Dass er danach in ein tiefes körperliches und emotionales Tief fiel, ging im öffentlichen Toba-Epos unter. Denn der Kreuzbandriss von Rio warf Toba zurück. 13 Monate musste er zunächst pausieren. Es dauerte dann nur wenige Monate, bis er sich erneut am Knie verletzte. Im Februar 2018 zog er sich einen Meniskusschaden im Knie zu. Jetzt sagt er im Rückblick: „Nach der dritten Knieoperation war meine Welt grau, ich habe in Selbstmitleid gebadet. Aber dann bin ich nach drei Wochen Krankenhaus sofort in die Trainingshalle gefahren. Und als ich dort das Magnesia in der Luft atmen durfte, war meine Welt wieder bunt.“

Jetzt, bei der Heim-WM in Stuttgart, ist sie kunterbunt. Und nicht mehr eintönig. Denn es gab eine Zeit, da nervte es Toba, dass er nur noch als der Rio-Held wahrgenommen wurde. So ein Held will Toba nicht sein, zumindest nicht nur. Er will ein Turner sein. Und als solcher gesehen werden. Wobei er schon vor knapp drei Jahren, als die ganzen Ehrungen und Ehrenpreise etwas überhand nahmen, betonte dass das jetzt eben zu seinem Leben gehöre. Nun, in Stuttgart kommt der entscheidende Satz hinzu, um diesen Typen verstehen zu können: „Aber ich bin nicht Turner geworden, um mir wehzutun.“

Der Anführer der DTB-Turner

Rio also darf präsent sein, aber bitte nicht immer und überall, und vor allem nicht immer nur mit diesen Bildern mit den Tränen in seinen Augen, so sieht es Toba selbst. Der Hannoveraner will jetzt eine neue Geschichte schreiben. Er ist der Anführer und das Gesicht des deutschen Männerteams bei der WM.

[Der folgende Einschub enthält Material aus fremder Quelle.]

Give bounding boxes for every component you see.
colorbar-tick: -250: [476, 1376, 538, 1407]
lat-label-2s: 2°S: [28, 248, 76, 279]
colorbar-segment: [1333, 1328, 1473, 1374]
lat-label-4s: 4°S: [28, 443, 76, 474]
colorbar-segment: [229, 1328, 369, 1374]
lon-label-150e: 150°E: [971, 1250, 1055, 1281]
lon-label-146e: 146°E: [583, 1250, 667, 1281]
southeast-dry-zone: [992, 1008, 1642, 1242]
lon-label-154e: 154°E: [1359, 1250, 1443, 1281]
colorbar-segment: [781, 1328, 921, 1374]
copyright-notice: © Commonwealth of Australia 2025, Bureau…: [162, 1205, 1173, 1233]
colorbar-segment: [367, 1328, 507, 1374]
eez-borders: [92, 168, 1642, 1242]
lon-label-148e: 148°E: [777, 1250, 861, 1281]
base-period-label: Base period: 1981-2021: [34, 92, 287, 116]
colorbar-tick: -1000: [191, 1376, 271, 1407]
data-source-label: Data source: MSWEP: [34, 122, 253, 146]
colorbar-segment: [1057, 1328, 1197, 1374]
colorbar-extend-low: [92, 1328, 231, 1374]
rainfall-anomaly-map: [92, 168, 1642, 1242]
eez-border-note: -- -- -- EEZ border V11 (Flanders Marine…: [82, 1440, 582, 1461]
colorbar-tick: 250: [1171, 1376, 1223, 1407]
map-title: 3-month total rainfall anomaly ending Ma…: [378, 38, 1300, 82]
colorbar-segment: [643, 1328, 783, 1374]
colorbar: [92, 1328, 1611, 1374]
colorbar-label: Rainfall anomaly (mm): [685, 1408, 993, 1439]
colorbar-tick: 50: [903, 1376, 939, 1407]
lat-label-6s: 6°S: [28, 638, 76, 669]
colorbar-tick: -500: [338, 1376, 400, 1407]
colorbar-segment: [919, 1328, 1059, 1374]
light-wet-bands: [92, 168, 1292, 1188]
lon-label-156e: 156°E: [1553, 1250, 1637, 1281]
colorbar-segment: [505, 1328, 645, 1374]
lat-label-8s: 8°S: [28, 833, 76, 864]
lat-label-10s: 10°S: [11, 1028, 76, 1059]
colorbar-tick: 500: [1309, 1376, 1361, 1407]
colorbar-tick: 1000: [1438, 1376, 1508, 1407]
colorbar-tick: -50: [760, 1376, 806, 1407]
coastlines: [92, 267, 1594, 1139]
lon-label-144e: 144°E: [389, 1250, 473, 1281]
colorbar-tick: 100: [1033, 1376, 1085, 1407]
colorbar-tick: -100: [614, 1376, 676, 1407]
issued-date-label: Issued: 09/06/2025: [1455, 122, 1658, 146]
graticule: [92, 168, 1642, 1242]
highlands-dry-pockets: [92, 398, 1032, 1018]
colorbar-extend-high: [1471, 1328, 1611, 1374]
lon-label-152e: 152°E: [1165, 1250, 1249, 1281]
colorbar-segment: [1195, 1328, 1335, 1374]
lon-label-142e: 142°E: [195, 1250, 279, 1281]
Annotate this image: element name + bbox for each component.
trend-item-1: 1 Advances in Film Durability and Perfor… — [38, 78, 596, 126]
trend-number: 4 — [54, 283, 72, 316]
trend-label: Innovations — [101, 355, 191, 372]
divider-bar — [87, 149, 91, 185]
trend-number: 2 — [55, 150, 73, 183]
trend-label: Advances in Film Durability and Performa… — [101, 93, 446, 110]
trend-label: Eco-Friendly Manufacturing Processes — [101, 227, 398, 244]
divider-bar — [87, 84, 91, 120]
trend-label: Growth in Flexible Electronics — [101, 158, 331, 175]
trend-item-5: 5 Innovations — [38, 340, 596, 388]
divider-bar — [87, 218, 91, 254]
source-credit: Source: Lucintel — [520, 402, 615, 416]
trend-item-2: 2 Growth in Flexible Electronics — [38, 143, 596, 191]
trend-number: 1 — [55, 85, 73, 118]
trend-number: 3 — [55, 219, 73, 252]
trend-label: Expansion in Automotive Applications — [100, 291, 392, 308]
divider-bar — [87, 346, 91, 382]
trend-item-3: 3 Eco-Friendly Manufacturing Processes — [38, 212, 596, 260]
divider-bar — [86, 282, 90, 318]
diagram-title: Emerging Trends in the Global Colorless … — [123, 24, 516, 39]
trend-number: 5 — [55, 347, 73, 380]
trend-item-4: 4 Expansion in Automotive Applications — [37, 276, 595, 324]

Eine Medaille im Mehrkampffinale ist illusorisch, ein Platz unter den ersten zehn wäre ein Erfolg. Toba aber hat die Olympischen Spiele 2020 in Tokio im Blick. Er sagt über sich und seine Qualitäten etwas drollig: „Ich bin ein Allzweckturner.“ Was er meint: Er hat kein Spezialgerät, an dem er besonders gut ist. Er ist der klassische Mehrkämpfer, der dem Team an jedem Gerät helfen kann. „Das ist eine Karte, mit der ich auftrumpfen kann“, sagt Toba. Dann grinst er.

Denn dass er vor einem Mehrkampffinale einfach mal nur übers Turnen reden kann, das macht ihn glücklich.